Four ideas cover almost everything AIline does: the lineage row, the snapshot, the MLflow link strategy, and the two project files .ailine.yml and .ailineignore.

Lineage row vs. MLflow run

A lineage row is what AIline writes to its local SQLite database when you run ailine track. It carries the code identity (Git commit or snapshot id), the exact argv, the environment fingerprint, DVC linkage, and a pointer to the matching MLflow run. The MLflow run is whatever your training script (or AIline in wrap mode) opens; AIline does not own its metrics or params.

ailine track --
   |
   v
+---------------------+        +--------------------+
| AIline lineage row  |  <----  | MLflow run         |
| (.ailine/tree.db)   |        | (your tracking     |
|  - id, snapshot,    |  link  |  server / file://) |
|  - argv, env, dvc,  |  ----> |  - metrics         |
|  - mlflow_run id    |        |  - params          |
+---------------------+        +--------------------+
AIline persists lineage; MLflow persists metrics. The two are stitched together by the mlflow_run column on the lineage row.

Snapshot vs. commit

When you run ailine track on a clean Git tree, the lineage row is identified by the Git commit SHA (type=git). When the tree is dirty (modified or untracked files), AIline takes a content-addressed snapshot first (type=snapshot):

  • Manifest of every included file with its sha256.
  • Per-file objects under .ailine/snapshots/objects/, deduplicated across runs.
  • A git diff HEAD patch and the list of untracked files.
  • The parent commit SHA and the snapshot's own content hash as the row id.

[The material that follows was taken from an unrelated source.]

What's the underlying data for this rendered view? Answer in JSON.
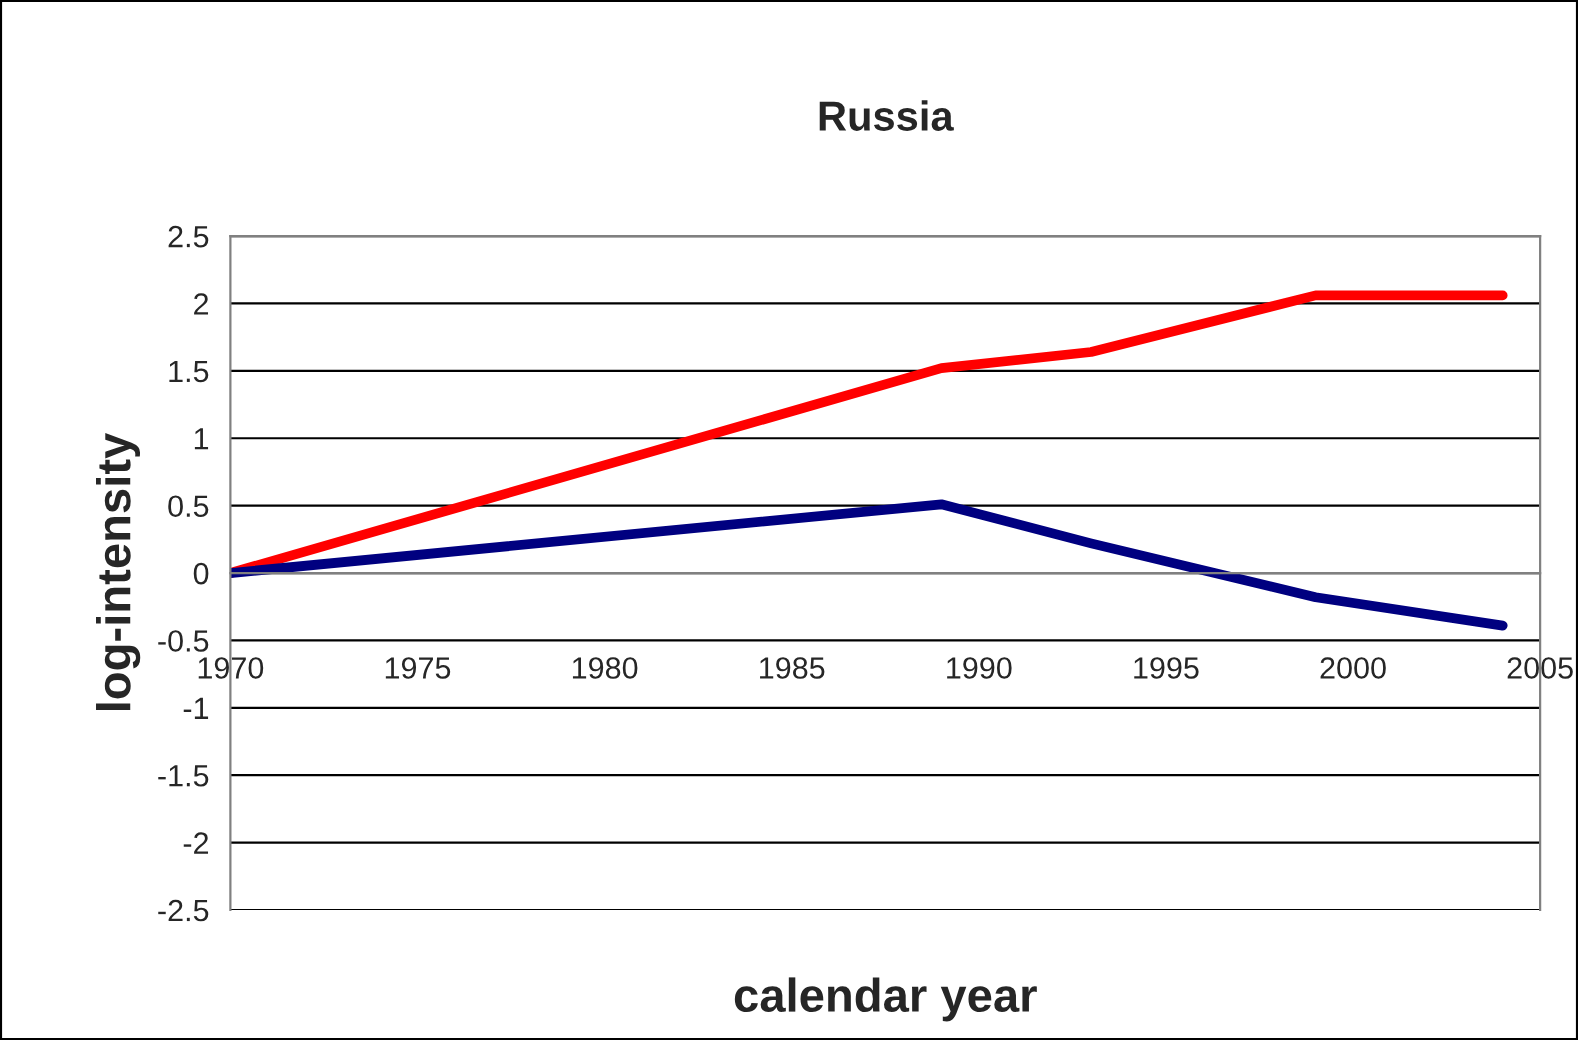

Files matching .ailineignore are skipped. Large non-DVC files use the policy configured in snapshot.large_file_mode (prompt, skip, or include). DVC-tracked files are recorded as pointers, never copied into the snapshot.

.ailine.yml and .ailineignore

Two project-level files at the repo root drive AIline behavior. ailine init-workspace seeds both with sensible defaults:

.ailine.yml

The behavior contract. Sets the MLflow mode and link strategy, the snapshot storage dir and large-file policy, the DVC linkage rules, and cleanup defaults. Every key is documented in the schema; the generated file lists every default explicitly so behavior never depends on hidden defaults.

track:
  mlflow:
    mode: inherit
    link_strategy: tag
    link_poll_seconds: 3.0

snapshot:
  storage_dir: .ailine/snapshots
  large_file_mb: 50
  large_file_mode: prompt

.ailineignore

Snapshot ignore patterns in standard gitignore syntax. Used both by the snapshot scan (these paths are not stored) and by ailine restore (these paths are preserved on disk during a strict-sync). A built-in default set is always active even if the file is missing — covering virtualenvs, build dirs, IDE caches, MLflow / W&B / DVC internals, and editor scratch.

__pycache__/
.venv/
.idea/
.cursor/
mlruns/
wandb/
!dist/keep.txt   # negate a default with `!`